Precisamos aprender a elogiar de outra forma, não focar na parte externa. Tenho coisas aqui dentro pelas quais quero ser reconhecida. Não quero ser conhecida pela beleza.

Nós, mulheres, somos bombardeadas o tempo inteiro com comentários sobre nosso corpo, além de comparações entre mulheres. Fomos ensinadas, desde novinhas, a prestar atenção na opinião dos outros. Quando estava doente, me olhava no espelho e falava "será que agora vou ser amada?"

Sou grata pelo tempo em que trabalhei com moda. Mas, se tivesse uma filha que quisesse ser modelo, tentaria conversar com ela de uma maneira didática sobre o que isso representa.

Existe um glamour em torno da carreira artística. Mas não se fala de saúde mental, de como a pessoa fica por dentro.

'Você nunca mais vai fazer isso'

Como consequência das restrições alimentares, parei de menstruar por três anos. O corpo precisa de gordura para produzir hormônios e isso não estava acontecendo comigo. Fiquei apavorada porque quero ser mãe. Foi um período muito difícil.
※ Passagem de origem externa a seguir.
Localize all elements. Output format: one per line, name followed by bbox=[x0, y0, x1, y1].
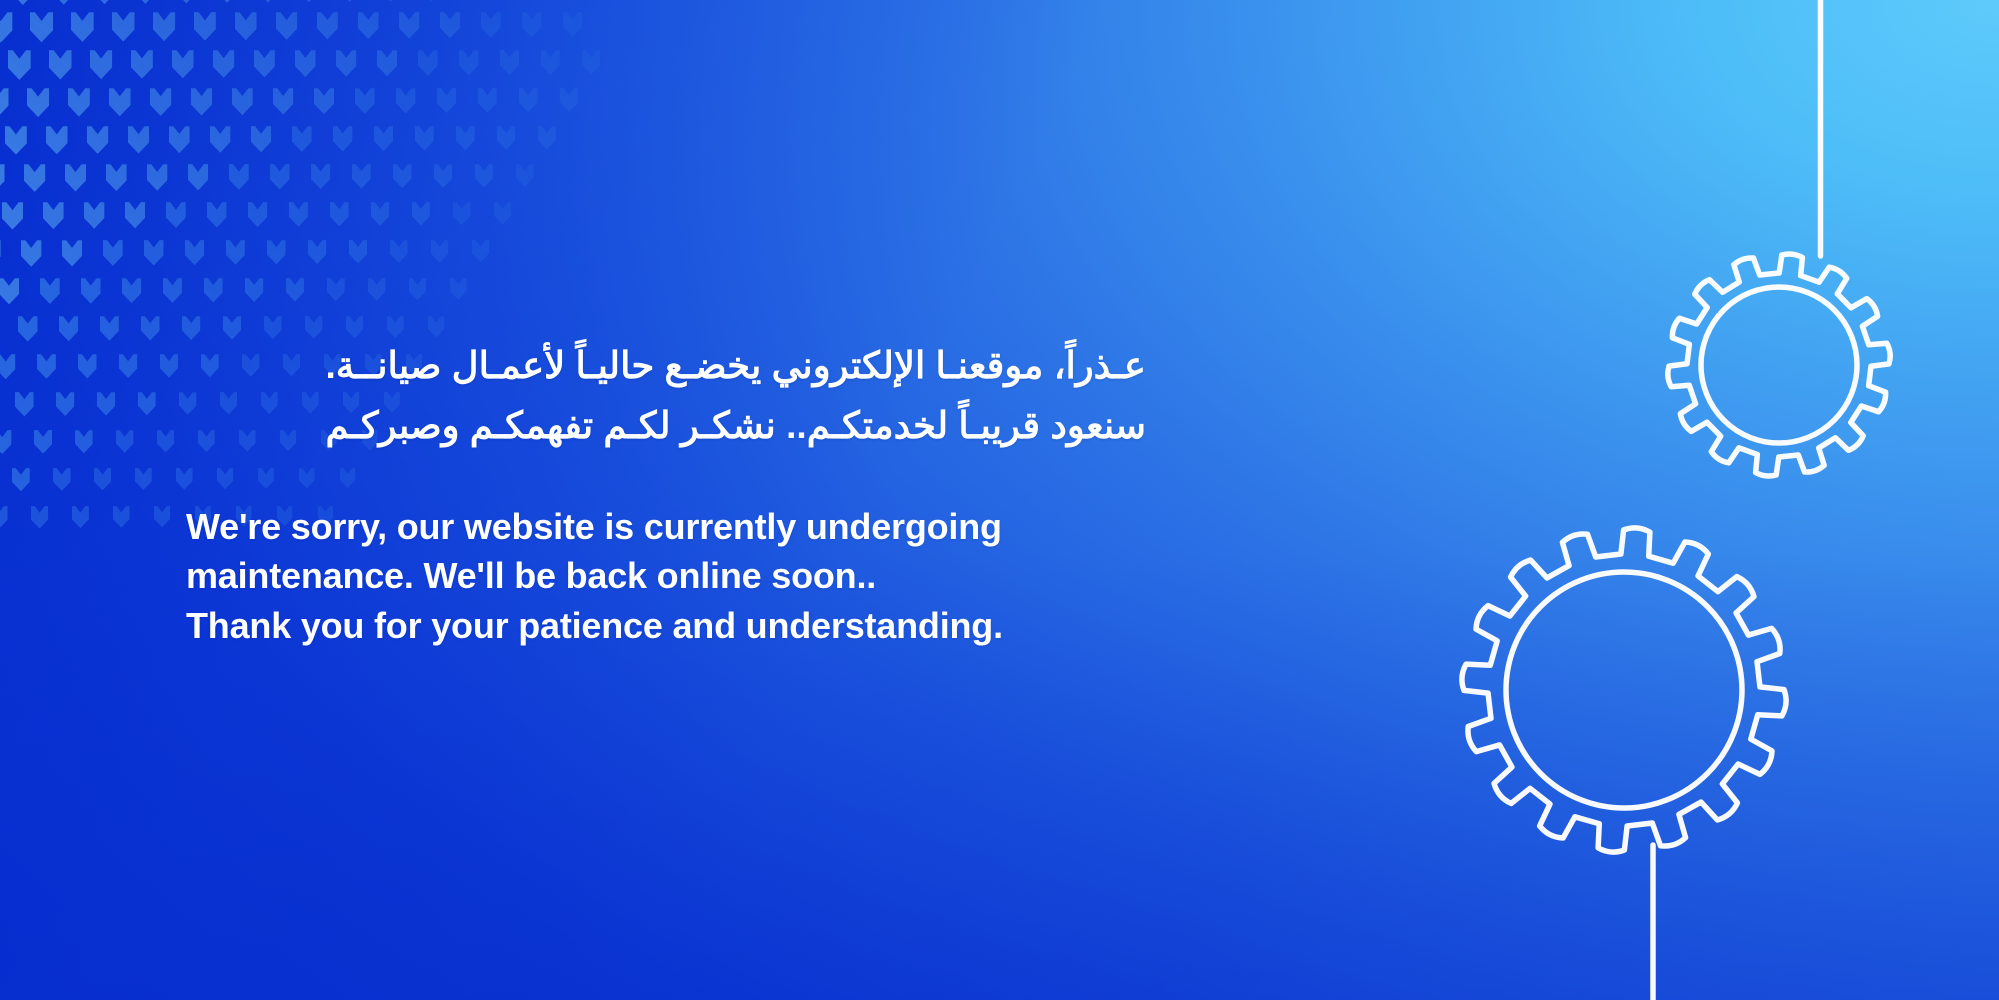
english-line-2: maintenance. We'll be back online soon.. bbox=[186, 551, 1146, 600]
maintenance-page: عـذراً، موقعنـا الإلكتروني يخضـع حاليـاً… bbox=[0, 0, 1999, 1000]
english-line-3: Thank you for your patience and understa… bbox=[186, 601, 1146, 650]
arabic-message: عـذراً، موقعنـا الإلكتروني يخضـع حاليـاً… bbox=[186, 336, 1146, 456]
english-line-1: We're sorry, our website is currently un… bbox=[186, 502, 1146, 551]
arabic-line-2: سنعود قريبـاً لخدمتكـم.. نشكـر لكـم تفهم… bbox=[186, 396, 1146, 456]
english-message: We're sorry, our website is currently un… bbox=[186, 502, 1146, 650]
arabic-line-1: عـذراً، موقعنـا الإلكتروني يخضـع حاليـاً… bbox=[186, 336, 1146, 396]
message-block: عـذراً، موقعنـا الإلكتروني يخضـع حاليـاً… bbox=[186, 336, 1146, 650]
Eu provocava vômitos depois de comer. Na terceira vez, assumi que precisava de ajuda. Lembro direitinho que me olhei no espelho, dei uns tapinhas no rosto e falei "você nunca mais vai fazer isso, você vai procurar ajuda." Percebi que alguma coisa estava fora do lugar. Naquele momento, fui para a terapia.

Não procurei nenhum outro especialista. Também não usei medicamentos. Foi um trabalho de formiguinha, feito com calma. Escrever me auxiliou no processo, porque ajuda a dar nitidez ao pensamento.

O processo de cura não é linear. Tive recaídas e até hoje fico em estado de alerta, prestando atenção, senão me boicoto. Por exemplo: fiquei um bom tempo restringindo minha alimentação. Daí tive momentos de ansiedade e comi por compulsão, porque a restrição gera a compulsão.

A ioga também mudou tudo. Tudo que envolve a mente e a respiração é uma ferramenta fantástica. Também decidi estudar para entender como os alimentos agem em nosso corpo e hoje sou nutricionista.

Ainda em processo de cura

Percebi que estava começando a me curar quando parei de ser a louca do exercício físico. E isso é de agora. Até ano passado, não me permitia ficar nenhum dia sem malhar, mesmo exausta. Pode parecer uma mudança sutil; mas, para mim, é evidente que estou num caminho de cura.

Também aprendi que só posso controlar o que acontece dentro de mim. O que os outros fazem não é responsabilidade minha. Não preciso agradar todo mundo. Assim, comecei a me sentir confortável na minha pele.

Mas é um dia de cada vez. Procuro não colocar pressão em mim. E ter rede de apoio. É mais difícil sair disso sozinha. Temos que buscar ajuda especializada e acolhimento nos amigos, familiares, no marido, para que estejam perto nos possíveis momentos de recaída.

O que mais funcionou para mim foi a empatia, as manifestações de pessoas dizendo entender o que eu estava passando e me levando informações sobre o tema. Gostava quando elas me indicavam filmes ou livros a respeito do assunto.

Honre suas cicatrizes

No processo de cura, o mais importante é procurar se encontrar e não esperar que o amor venha de fora. Ele vem de dentro. A anorexia e a compulsão surgem de uma necessidade de intimidade e amor. Temos que começar a nos dar mais amor.

Tive rede de apoio, mas a principal ajuda veio de dentro de mim. Às vezes, não adianta pai, mãe, marido, irmã e outras pessoas próximas falarem. É um clique que só o doente pode dar.

Noto que só agora estou conseguindo juntar os pedaços. Tem uma arte japonesa [Kintsukuroi] que consiste em colar os pedaços de um vaso quebrado com fios de ouro. Sinto o mesmo acontecendo comigo.

Meu corpo foi quebrado várias vezes em mil pedaços, mas estou colando as partes com pedaços de ouro. Estou encontrando e honrando minhas cicatrizes.